Emperor Hirohito announces Japan surrender

Germany had surrendered to the Allied armies months before, and only Japan was left to face the combined military might of the U.S. and Britain. Japan was in dire straits as well: all of the islands once in its possession were now taken over by the U.S. Its major cities were undergoing withering bombing attacks almost daily, and its supplies were dwindling. A hopeless situation, but Japan’s “Big Six” of war leaders were making preparations for home defense. On August 6, the U.S. upped the ante, dropping the first nuclear bomb on the city of Hiroshima. On August 8, the Soviet army invaded the Manchuria region of China, occupied by Japan at the time. Later that same day the second atom bomb fell on Nagasaki, and Emperor Hirohito of Japan intervened.

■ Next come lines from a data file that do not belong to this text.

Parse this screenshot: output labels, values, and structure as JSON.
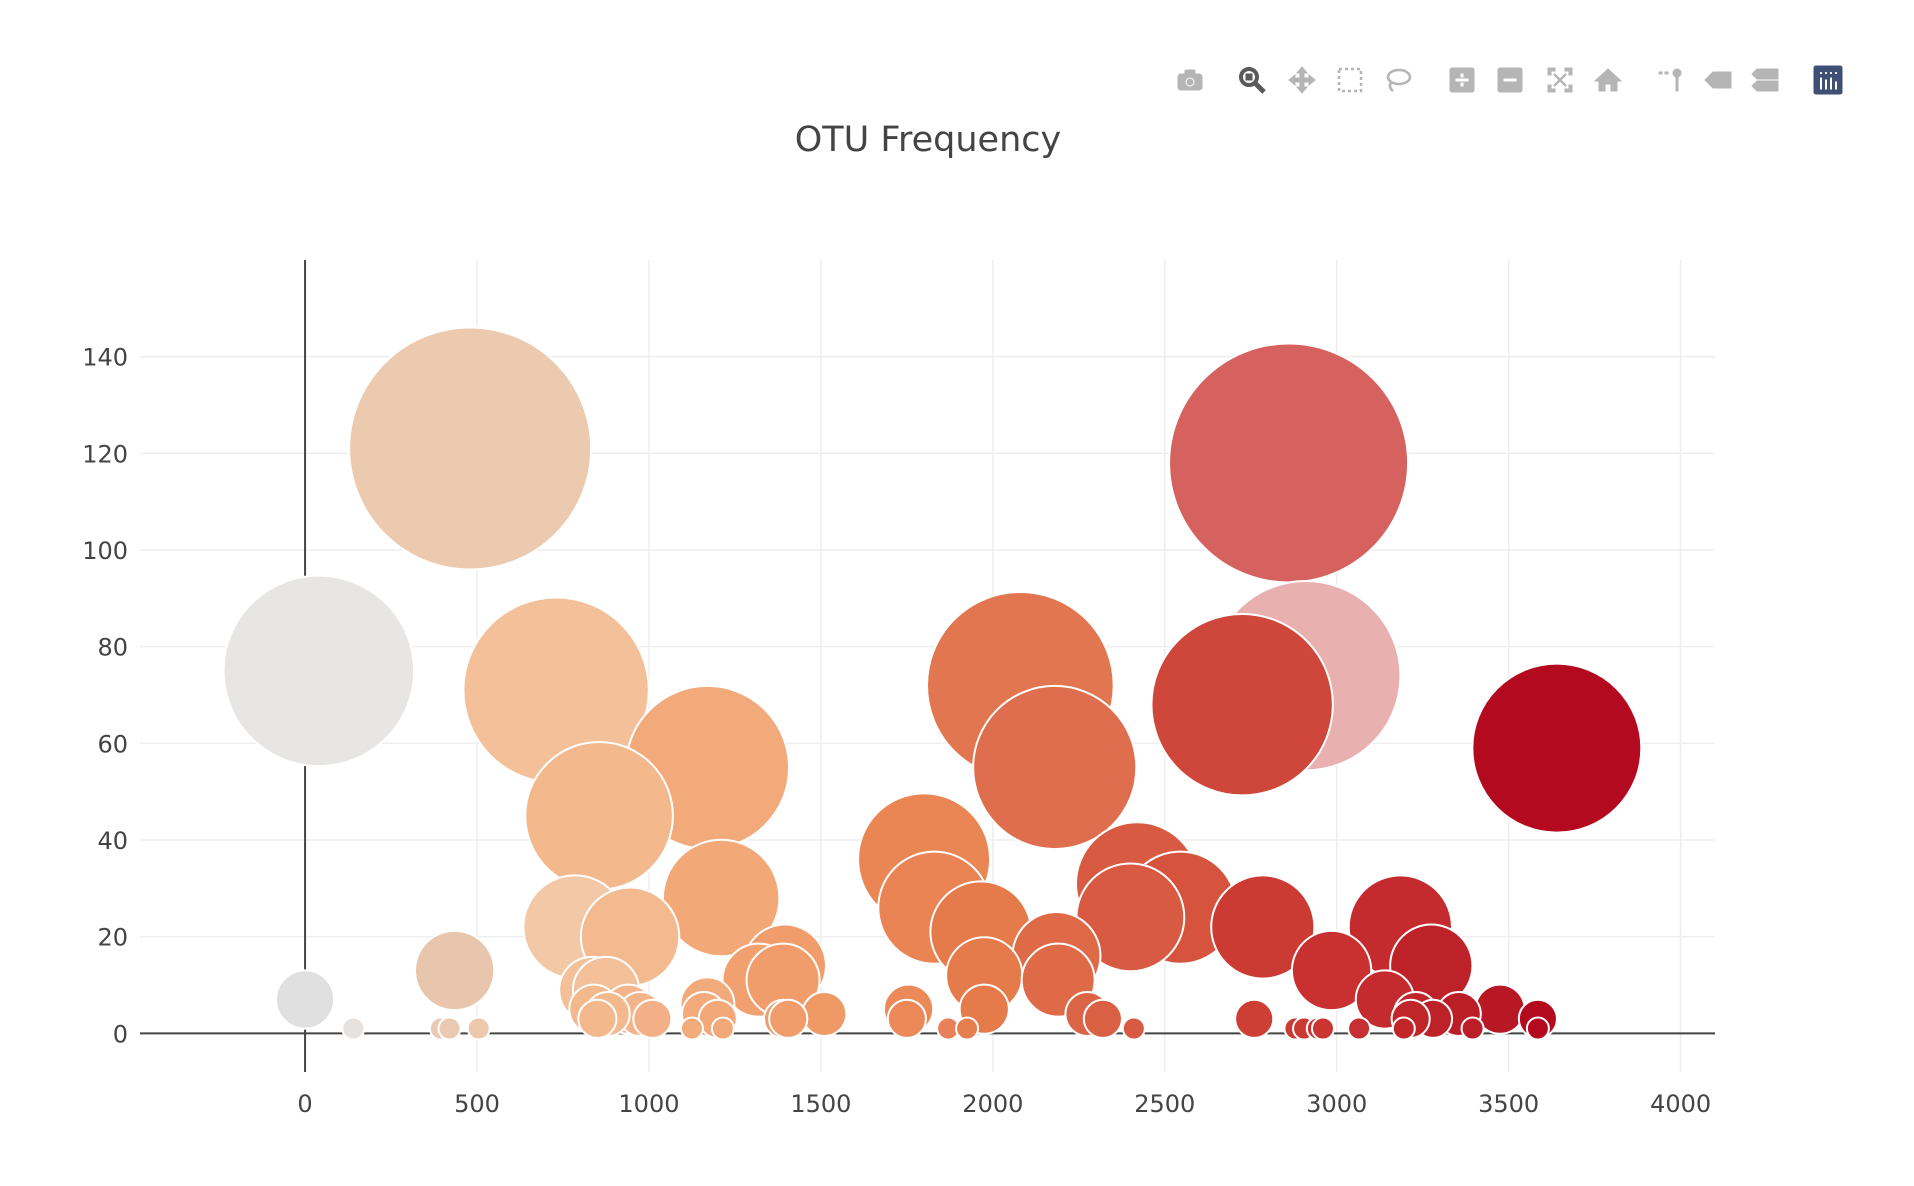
{
  "modebar": {
    "buttons": [
      {
        "name": "download-plot-button",
        "icon": "camera-icon",
        "title": "Download plot as a png"
      },
      {
        "name": "zoom-button",
        "icon": "zoom-icon",
        "title": "Zoom",
        "active": true
      },
      {
        "name": "pan-button",
        "icon": "pan-icon",
        "title": "Pan"
      },
      {
        "name": "box-select-button",
        "icon": "box-select-icon",
        "title": "Box Select"
      },
      {
        "name": "lasso-select-button",
        "icon": "lasso-icon",
        "title": "Lasso Select"
      },
      {
        "name": "zoom-in-button",
        "icon": "plus-square-icon",
        "title": "Zoom in"
      },
      {
        "name": "zoom-out-button",
        "icon": "minus-square-icon",
        "title": "Zoom out"
      },
      {
        "name": "autoscale-button",
        "icon": "autoscale-icon",
        "title": "Autoscale"
      },
      {
        "name": "reset-axes-button",
        "icon": "home-icon",
        "title": "Reset axes"
      },
      {
        "name": "spike-lines-button",
        "icon": "spike-lines-icon",
        "title": "Toggle Spike Lines"
      },
      {
        "name": "hover-closest-button",
        "icon": "hover-closest-icon",
        "title": "Show closest data on hover"
      },
      {
        "name": "hover-compare-button",
        "icon": "hover-compare-icon",
        "title": "Compare data on hover"
      },
      {
        "name": "plotly-logo-button",
        "icon": "plotly-logo-icon",
        "title": "Produced with Plotly"
      }
    ],
    "icon_color": "#b5b5b5",
    "active_color": "#5a5a5a",
    "logo_color": "#3f4f75"
  },
  "chart_data": {
    "type": "scatter",
    "mode": "markers",
    "title": "OTU Frequency",
    "xlabel": "",
    "ylabel": "",
    "xlim": [
      -480,
      4100
    ],
    "ylim": [
      -8,
      160
    ],
    "xticks": [
      0,
      500,
      1000,
      1500,
      2000,
      2500,
      3000,
      3500,
      4000
    ],
    "yticks": [
      0,
      20,
      40,
      60,
      80,
      100,
      120,
      140
    ],
    "grid": true,
    "legend": "none",
    "marker_size_mode": "area, proportional to y",
    "colorscale": "RdBu-reversed (light grey to dark red by x)",
    "points": [
      {
        "x": 40,
        "y": 75,
        "color": "#e8e6e4"
      },
      {
        "x": 480,
        "y": 121,
        "color": "#eccab0"
      },
      {
        "x": 730,
        "y": 71,
        "color": "#f4c09a"
      },
      {
        "x": 855,
        "y": 45,
        "color": "#f3b98d"
      },
      {
        "x": 1170,
        "y": 55,
        "color": "#f3aa7b"
      },
      {
        "x": 785,
        "y": 22,
        "color": "#f3c8a6"
      },
      {
        "x": 945,
        "y": 20,
        "color": "#f3ba90"
      },
      {
        "x": 1210,
        "y": 28,
        "color": "#f3a877"
      },
      {
        "x": 1320,
        "y": 11,
        "color": "#f2a06f"
      },
      {
        "x": 1395,
        "y": 14,
        "color": "#f09d6b"
      },
      {
        "x": 1390,
        "y": 11,
        "color": "#f09d6b"
      },
      {
        "x": 435,
        "y": 13,
        "color": "#e8c6ad"
      },
      {
        "x": 0,
        "y": 7,
        "color": "#e0e0e0"
      },
      {
        "x": 835,
        "y": 9,
        "color": "#f3c09a"
      },
      {
        "x": 875,
        "y": 9,
        "color": "#f3c09a"
      },
      {
        "x": 840,
        "y": 5,
        "color": "#f3b88c"
      },
      {
        "x": 940,
        "y": 5,
        "color": "#f3b48a"
      },
      {
        "x": 1170,
        "y": 6,
        "color": "#f2aa7a"
      },
      {
        "x": 1800,
        "y": 36,
        "color": "#ea8654"
      },
      {
        "x": 1830,
        "y": 26,
        "color": "#ea8454"
      },
      {
        "x": 1965,
        "y": 21,
        "color": "#e57a4b"
      },
      {
        "x": 1975,
        "y": 12,
        "color": "#e57a4b"
      },
      {
        "x": 2080,
        "y": 72,
        "color": "#e27650"
      },
      {
        "x": 2180,
        "y": 55,
        "color": "#df6e4e"
      },
      {
        "x": 2185,
        "y": 16,
        "color": "#df6a48"
      },
      {
        "x": 2190,
        "y": 11,
        "color": "#df6a48"
      },
      {
        "x": 2420,
        "y": 31,
        "color": "#d85a42"
      },
      {
        "x": 2400,
        "y": 24,
        "color": "#d85a42"
      },
      {
        "x": 2545,
        "y": 26,
        "color": "#d6543e"
      },
      {
        "x": 2860,
        "y": 118,
        "color": "#d5625f"
      },
      {
        "x": 2910,
        "y": 74,
        "color": "#e8b0ae"
      },
      {
        "x": 2725,
        "y": 68,
        "color": "#cf473a"
      },
      {
        "x": 2785,
        "y": 22,
        "color": "#cc3b33"
      },
      {
        "x": 2985,
        "y": 13,
        "color": "#c93030"
      },
      {
        "x": 3185,
        "y": 22,
        "color": "#c42a2e"
      },
      {
        "x": 3275,
        "y": 14,
        "color": "#be2229"
      },
      {
        "x": 3140,
        "y": 7,
        "color": "#c42a2e"
      },
      {
        "x": 3640,
        "y": 59,
        "color": "#b40a1f"
      },
      {
        "x": 3475,
        "y": 5,
        "color": "#b81724"
      },
      {
        "x": 1755,
        "y": 5,
        "color": "#eb8a58"
      },
      {
        "x": 1975,
        "y": 5,
        "color": "#e57a4b"
      },
      {
        "x": 975,
        "y": 4,
        "color": "#f3b48a"
      },
      {
        "x": 880,
        "y": 4,
        "color": "#f3b88c"
      },
      {
        "x": 1160,
        "y": 4,
        "color": "#f2aa7a"
      },
      {
        "x": 1510,
        "y": 4,
        "color": "#ef9a66"
      },
      {
        "x": 2275,
        "y": 4,
        "color": "#dc6446"
      },
      {
        "x": 3230,
        "y": 4,
        "color": "#c02629"
      },
      {
        "x": 3355,
        "y": 4,
        "color": "#bc1e27"
      },
      {
        "x": 850,
        "y": 3,
        "color": "#f3b88c"
      },
      {
        "x": 1010,
        "y": 3,
        "color": "#f3b088"
      },
      {
        "x": 1200,
        "y": 3,
        "color": "#f2a878"
      },
      {
        "x": 1390,
        "y": 3,
        "color": "#f09d6b"
      },
      {
        "x": 1405,
        "y": 3,
        "color": "#f09d6b"
      },
      {
        "x": 1750,
        "y": 3,
        "color": "#eb8a58"
      },
      {
        "x": 2320,
        "y": 3,
        "color": "#da6044"
      },
      {
        "x": 2760,
        "y": 3,
        "color": "#cd3e35"
      },
      {
        "x": 3280,
        "y": 3,
        "color": "#be2229"
      },
      {
        "x": 3585,
        "y": 3,
        "color": "#b40a1f"
      },
      {
        "x": 3215,
        "y": 3,
        "color": "#c02629"
      },
      {
        "x": 140,
        "y": 1,
        "color": "#e6e2df"
      },
      {
        "x": 395,
        "y": 1,
        "color": "#eacab2"
      },
      {
        "x": 420,
        "y": 1,
        "color": "#eacab2"
      },
      {
        "x": 505,
        "y": 1,
        "color": "#edc8ac"
      },
      {
        "x": 1125,
        "y": 1,
        "color": "#f2ac7c"
      },
      {
        "x": 1215,
        "y": 1,
        "color": "#f2a878"
      },
      {
        "x": 1870,
        "y": 1,
        "color": "#e9805a"
      },
      {
        "x": 1925,
        "y": 1,
        "color": "#e77e50"
      },
      {
        "x": 2410,
        "y": 1,
        "color": "#d85a42"
      },
      {
        "x": 2880,
        "y": 1,
        "color": "#cb3a33"
      },
      {
        "x": 2905,
        "y": 1,
        "color": "#cb3a33"
      },
      {
        "x": 2945,
        "y": 1,
        "color": "#ca3532"
      },
      {
        "x": 2960,
        "y": 1,
        "color": "#ca3532"
      },
      {
        "x": 3065,
        "y": 1,
        "color": "#c73032"
      },
      {
        "x": 3195,
        "y": 1,
        "color": "#c02629"
      },
      {
        "x": 3395,
        "y": 1,
        "color": "#bc1e27"
      },
      {
        "x": 3585,
        "y": 1,
        "color": "#b40a1f"
      }
    ]
  }
}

On this day, August 15, in 1945, a week after the bombing of Nagasaki, Emperor Hirohito addressed his subjects in a pre-recorded “jewel-voice broadcast,” (Gyokuon-hōsōa) in which he announced the surrender of Japan.

In the days between the bombing and the broadcast, Hirohito ordered the Big Six committee to signal surrender, a move the military considered dishonorable. The day before the broadcast as many as a thousand officers stormed the royal palace to attempt to find and destroy the recording. It was smuggled out in a basket of women’s underwear.